Note: The topics for those connector must be different. Example: userAvailable for sink connector and intermediateTopic for source connector. The topic used at the source connector is the one that the RTDL is going to use to listen to messages.

Sink Connector

{
"name": "mongodb-sink-connector",
"config": {
"connector.class": "com.mongodb.kafka.connect.MongoSinkConnector",
"connection.uri": "<your_atlas_uri>",
"database": "<your_database>",
"collection": "<your_collection>",
"topics": "<your_topics>",
"key.converter": "org.apache.kafka.connect.storage.StringConverter",
"value.converter.schemas.enable": false,
"value.converter": "org.apache.kafka.connect.json.JsonConverter",
"mongo.errors.tolerance": "data",
"errors.tolerance": "all",
"errors.deadletterqueue.topic.name": "mongoerror",
"errors.deadletterqueue.topic.replication.factor": 1,
"kafka.bootstrap.servers": "localhost:9092"
}
}

Source Connector

{
"name": "mongodb-maap-data-connector",
"config": {
"connector.class": "com.mongodb.kafka.connect.MongoSourceConnector",
"connection.uri": "<your_atlas_uri>",
"database": "<your_database>",
"topic.namespace.map": "{\"<your_database>.<your_collection1>\": \"<your_topic1>\", \"<your_database>.<your_collection2>\": \"<your_topic2>\", \"<your_database>.<your_collectionN>\": \"<your_topicN>\"}",
"copy.existing": true,
"poll.max.batch.size": 100,
"poll.await.time.ms": 5000,
"kafka.bootstrap.servers": "localhost:9092",
"tasks.max": "1",
"heartbeat.interval.ms": 3000,
"errors.tolerance": "all",
"errors.log.enable": true,
"errors.log.include.messages": true,
"auto.offset.reset": "latest",
"enable.auto.commit": true,
"acks": "all",
"pipeline": "[{\"$match\": {\"operationType\": {\"$in\": [\"insert\", \"update\", \"replace\"]}}}]"
}
}

Run the following command in powershell:

Invoke-WebRequest -Uri "http://localhost:8083/connectors" -Method Post -Headers @{ "Content-Type" = "application/json" } -InFile "path\to\your\config_files.json"

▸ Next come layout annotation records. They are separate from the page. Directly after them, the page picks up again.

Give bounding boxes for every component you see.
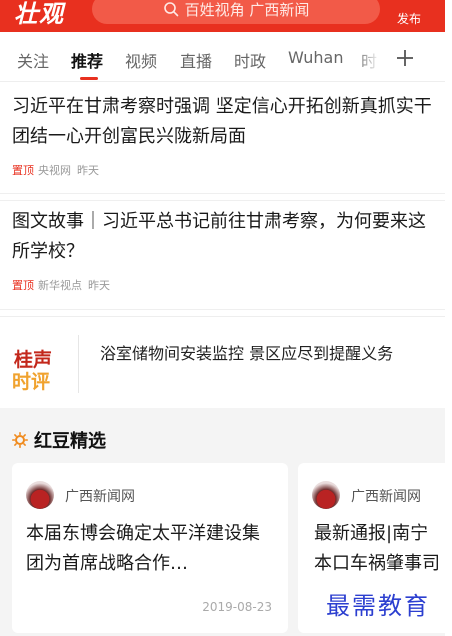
tab-live[interactable]: 直播 [180, 48, 212, 72]
tab-fade [356, 42, 390, 76]
section-title: 红豆精选 [34, 431, 106, 452]
news-time: 昨天 [77, 164, 99, 177]
top-header: 壮观 百姓视角 广西新闻 发布 [0, 0, 445, 32]
card-source: 广西新闻网 [351, 489, 421, 505]
news-time: 昨天 [88, 279, 110, 292]
pinned-badge: 置顶 [12, 164, 34, 177]
commentary-title[interactable]: 浴室储物间安装监控 景区应尽到提醒义务 [100, 341, 400, 366]
news-source: 新华视点 [38, 279, 82, 292]
active-tab-indicator [80, 77, 98, 80]
pinned-badge: 置顶 [12, 279, 34, 292]
sun-icon [12, 432, 28, 448]
commentary-item[interactable]: 桂声 时评 浴室储物间安装监控 景区应尽到提醒义务 [0, 316, 445, 408]
news-item[interactable]: 图文故事｜习近平总书记前往甘肃考察，为何要来这所学校？ 置顶 新华视点 昨天 [0, 200, 445, 310]
tab-wuhan[interactable]: Wuhan [288, 48, 343, 67]
publish-icon [386, 0, 432, 8]
tab-follow[interactable]: 关注 [17, 48, 49, 72]
search-placeholder: 百姓视角 广西新闻 [184, 0, 310, 19]
source-avatar [312, 481, 340, 509]
app-logo[interactable]: 壮观 [14, 0, 64, 29]
card-title[interactable]: 最新通报|南宁本口车祸肇事司机 [314, 519, 444, 579]
divider [78, 335, 79, 393]
source-avatar [26, 481, 54, 509]
tab-video[interactable]: 视频 [125, 48, 157, 72]
news-title[interactable]: 习近平在甘肃考察时强调 坚定信心开拓创新真抓实干 团结一心开创富民兴陇新局面 [12, 92, 432, 152]
news-item[interactable]: 习近平在甘肃考察时强调 坚定信心开拓创新真抓实干 团结一心开创富民兴陇新局面 置… [0, 88, 445, 194]
search-icon [163, 2, 178, 17]
card-date: 2019-08-23 [202, 600, 272, 614]
news-title[interactable]: 图文故事｜习近平总书记前往甘肃考察，为何要来这所学校？ [12, 207, 432, 267]
pick-card[interactable]: 广西新闻网 本届东博会确定太平洋建设集团为首席战略合作… 2019-08-23 [12, 463, 288, 633]
publish-button[interactable]: 发布 [386, 0, 432, 32]
guisheng-commentary-logo: 桂声 时评 [12, 345, 60, 393]
news-source: 央视网 [38, 164, 71, 177]
news-meta: 置顶 央视网 昨天 [12, 162, 433, 178]
channel-tabs: 关注 推荐 视频 直播 时政 Wuhan 时 [0, 32, 445, 82]
watermark: 最需教育 [326, 592, 430, 620]
news-meta: 置顶 新华视点 昨天 [12, 277, 433, 293]
card-source: 广西新闻网 [65, 489, 135, 505]
add-channel-button[interactable] [392, 45, 418, 71]
logo-line2: 时评 [12, 371, 51, 393]
tab-recommend[interactable]: 推荐 [71, 48, 103, 72]
tab-politics[interactable]: 时政 [234, 48, 266, 72]
section-header: 红豆精选 [12, 428, 106, 452]
publish-label: 发布 [396, 12, 421, 26]
search-bar[interactable]: 百姓视角 广西新闻 [92, 0, 380, 24]
card-title[interactable]: 本届东博会确定太平洋建设集团为首席战略合作… [26, 519, 276, 579]
plus-icon [397, 50, 413, 66]
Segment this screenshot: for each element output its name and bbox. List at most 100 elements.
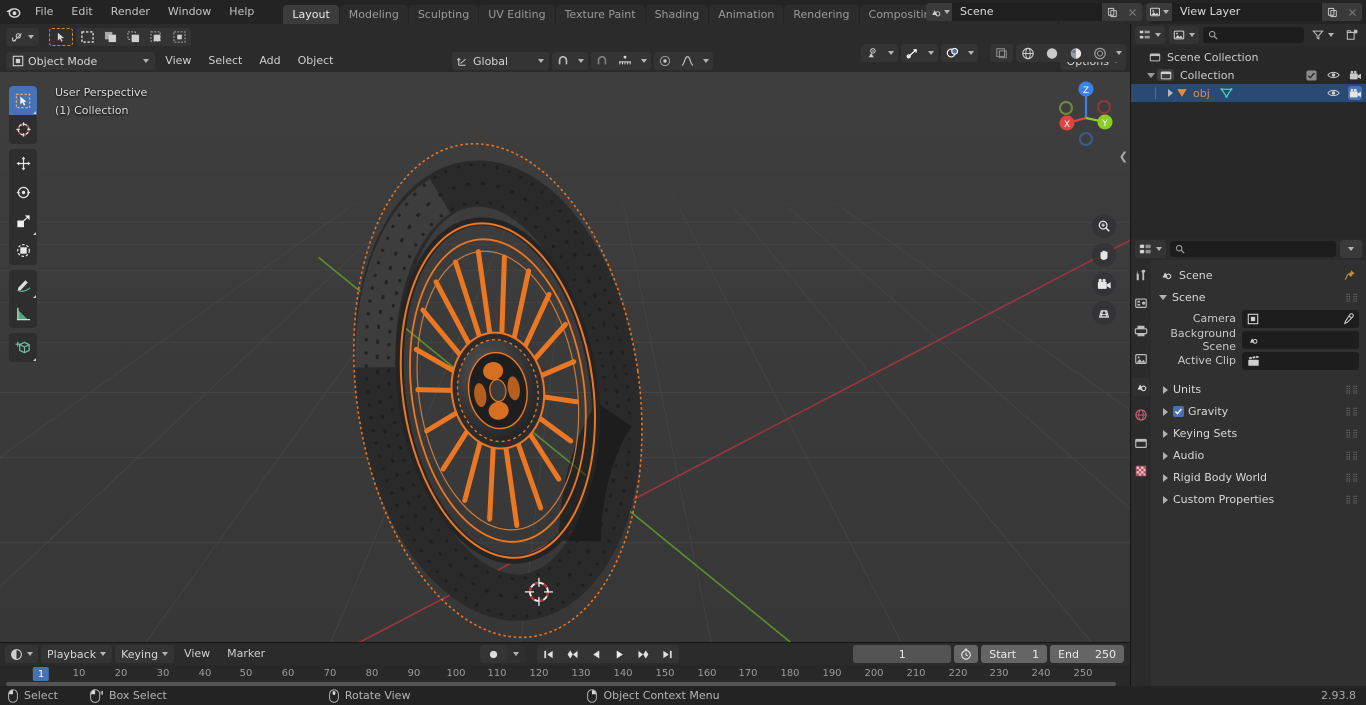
background-scene-field[interactable]: [1242, 330, 1359, 349]
pin-icon[interactable]: [1344, 269, 1356, 281]
select-intersect-icon[interactable]: [168, 28, 191, 46]
tweak-select-tool-button[interactable]: [49, 28, 73, 46]
select-subtract-icon[interactable]: [122, 28, 145, 46]
magnet-icon[interactable]: [552, 52, 575, 70]
panel-header-rigid-body-world[interactable]: Rigid Body World ⣿⣿: [1151, 468, 1366, 487]
outliner-row-obj[interactable]: obj: [1131, 84, 1366, 102]
eyedropper-icon[interactable]: [1342, 312, 1354, 325]
jump-to-prev-keyframe-icon[interactable]: [560, 645, 585, 663]
camera-icon[interactable]: [1092, 272, 1116, 296]
start-frame-field[interactable]: Start 1: [981, 645, 1048, 663]
workspace-tab-shading[interactable]: Shading: [645, 5, 709, 24]
blender-logo-icon[interactable]: [0, 0, 26, 24]
world-globe-icon[interactable]: [1132, 406, 1150, 424]
outliner-display-mode-icon[interactable]: [1135, 26, 1165, 44]
menu-file[interactable]: File: [26, 3, 62, 21]
editor-type-3d-icon[interactable]: [6, 28, 39, 46]
scene-selector[interactable]: Scene: [926, 3, 1142, 21]
move-tool[interactable]: [9, 149, 37, 178]
active-clip-field[interactable]: [1242, 351, 1359, 370]
view-layer-name[interactable]: View Layer: [1172, 3, 1322, 21]
properties-editor-icon[interactable]: [1135, 240, 1166, 258]
texture-checker-icon[interactable]: [1132, 462, 1150, 480]
overlays-dropdown[interactable]: [964, 44, 978, 62]
gizmo-dropdown[interactable]: [924, 44, 938, 62]
falloff-curve-icon[interactable]: [676, 52, 700, 70]
panel-drag-dots[interactable]: ⣿⣿: [1345, 495, 1359, 504]
record-dot-icon[interactable]: [480, 645, 507, 663]
panel-header-units[interactable]: Units ⣿⣿: [1151, 380, 1366, 399]
solid-icon[interactable]: [1040, 44, 1064, 62]
camera-object-field[interactable]: [1242, 309, 1359, 328]
workspace-tab-modeling[interactable]: Modeling: [339, 5, 408, 24]
interaction-mode-selector[interactable]: Object Mode: [6, 52, 156, 70]
transform-orientation-selector[interactable]: Global: [452, 52, 550, 70]
jump-to-next-keyframe-icon[interactable]: [631, 645, 656, 663]
object-types-visibility-icon[interactable]: [861, 44, 884, 62]
viewport-menu-add[interactable]: Add: [252, 52, 287, 70]
workspace-tab-sculpting[interactable]: Sculpting: [408, 5, 479, 24]
outliner-search-input[interactable]: [1203, 27, 1304, 43]
playback-menu[interactable]: Playback: [41, 645, 113, 663]
auto-keying-dropdown[interactable]: [507, 645, 525, 663]
disclosure-triangle-icon[interactable]: [1145, 72, 1157, 78]
workspace-tab-rendering[interactable]: Rendering: [784, 5, 859, 24]
scale-tool[interactable]: [9, 207, 37, 236]
viewport-menu-view[interactable]: View: [158, 52, 198, 70]
panel-drag-dots[interactable]: ⣿⣿: [1345, 293, 1359, 302]
keying-menu[interactable]: Keying: [115, 645, 175, 663]
output-printer-icon[interactable]: [1132, 322, 1150, 340]
workspace-tab-uv-editing[interactable]: UV Editing: [479, 5, 555, 24]
xray-icon[interactable]: [990, 44, 1013, 62]
rotate-tool[interactable]: [9, 178, 37, 207]
panel-header-audio[interactable]: Audio ⣿⣿: [1151, 446, 1366, 465]
panel-drag-dots[interactable]: ⣿⣿: [1345, 385, 1359, 394]
panel-header-custom-properties[interactable]: Custom Properties ⣿⣿: [1151, 490, 1366, 509]
render-camera-back-icon[interactable]: [1132, 294, 1150, 312]
snap-target-dropdown[interactable]: [637, 52, 652, 70]
new-collection-icon[interactable]: [1342, 26, 1362, 44]
tool-screwdriver-wrench-icon[interactable]: [1132, 266, 1150, 284]
disable-in-renders-camera-icon[interactable]: [1348, 68, 1362, 82]
add-cube-tool[interactable]: [9, 333, 37, 362]
outliner-row-scene-collection[interactable]: Scene Collection: [1131, 48, 1366, 66]
outliner-row-collection[interactable]: Collection: [1131, 66, 1366, 84]
select-extend-icon[interactable]: [99, 28, 122, 46]
panel-drag-dots[interactable]: ⣿⣿: [1345, 473, 1359, 482]
playhead[interactable]: 1: [32, 667, 50, 681]
disable-in-renders-camera-icon[interactable]: [1348, 86, 1362, 100]
jump-to-end-icon[interactable]: [656, 645, 679, 663]
rendered-icon[interactable]: [1088, 44, 1112, 62]
panel-header-scene[interactable]: Scene ⣿⣿: [1151, 288, 1366, 307]
wireframe-icon[interactable]: [1016, 44, 1040, 62]
properties-options-dropdown[interactable]: [1340, 240, 1362, 258]
menu-render[interactable]: Render: [102, 3, 159, 21]
menu-window[interactable]: Window: [159, 3, 220, 21]
measure-tool[interactable]: [9, 299, 37, 328]
shading-dropdown[interactable]: [1112, 44, 1126, 62]
material-preview-icon[interactable]: [1064, 44, 1088, 62]
snap-increment-icon[interactable]: [613, 52, 638, 70]
collection-checkbox[interactable]: [1304, 68, 1318, 82]
remove-view-layer-button[interactable]: [1342, 3, 1362, 21]
viewport-menu-select[interactable]: Select: [201, 52, 249, 70]
gravity-checkbox[interactable]: [1173, 406, 1184, 417]
visibility-dropdown[interactable]: [884, 44, 898, 62]
unlink-scene-button[interactable]: [1122, 3, 1142, 21]
overlays-icon[interactable]: [941, 44, 964, 62]
navigation-gizmo[interactable]: Z X Y: [1054, 78, 1124, 150]
menu-edit[interactable]: Edit: [62, 3, 101, 21]
viewport-menu-object[interactable]: Object: [291, 52, 341, 70]
falloff-dropdown[interactable]: [699, 52, 714, 70]
timeline-scale[interactable]: 1 10 20 30 40 50 60 70 80 90 100 110 120…: [0, 665, 1130, 686]
filter-id-icon[interactable]: [1169, 26, 1199, 44]
workspace-tab-layout[interactable]: Layout: [283, 5, 339, 24]
transform-tool[interactable]: [9, 236, 37, 265]
select-box-icon[interactable]: [76, 28, 99, 46]
view-layer-selector[interactable]: View Layer: [1146, 3, 1362, 21]
select-invert-icon[interactable]: [145, 28, 168, 46]
workspace-tab-animation[interactable]: Animation: [709, 5, 784, 24]
view-layer-icon[interactable]: [1146, 3, 1172, 21]
new-scene-button[interactable]: [1102, 3, 1122, 21]
timeline-menu-view[interactable]: View: [177, 645, 217, 663]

Note: the -Uri is pointing to your connectors endpoint, change it for the one pointing to your connectors endpoint.

Data Loader

This data loader is used to receive messages in real time from a Kafka topic. The ingest runs indefinitely until the process is stopped manually. Everytime a message is received, it looks for the content that is meant to be processed makes an entry into the configured database.

Usage:

ingest:
- source: 'realtime'
topic: 'source-connector-topic'
brokers: ['localhost:9092']
fields: ['field1', 'field2', 'fieldN']
thumblingWindow: 6000
chunk_size: 600
chunk_overlap: 60

Architecture: kafkaArchitectureRTDL.png

Expected format for Sink topic messages

The only required field is the content field, the rest of fields are going to be set as metadata for the metadata field in the main db.

{"content": "Plain text goes here. It could be loooong…", "metadata1":"value1", "metadata2":"value2", "metadataN":"valueN"}

Example:

{"database_collection": "StreamData", "content": "Plain text goes here. It could be loooong…", "title": "Test Text", "created": "2021-11-17T03:19:56.186Z"}

Test

Download kafka in your computer local computer: https://kafka.apache.org/downloads

Unzip the folder content and go to the bin folder in a console. For Linux run the .sh command, for Windows go one level deeper to the folder called windows and run the equivalent .bat

Run

./kafka-console-producer.sh --broker-list localhost:9092 --topic <your_sink_connector_topic>

Send a message with the appropriate json format (described before).

Expected behaviour (as described in the architecture)

  • The sink connector uploads the file inserted into the atlas database. (This works for any insertion with the proper format into this topic, not only from console)
  • The source connector detects that a file has been inserted into the collection. (This works with direct insertions too).
  • MAAP receives the message in the source topic and extracts the content.
  • MAAP creates the embeddings and writes to the final database.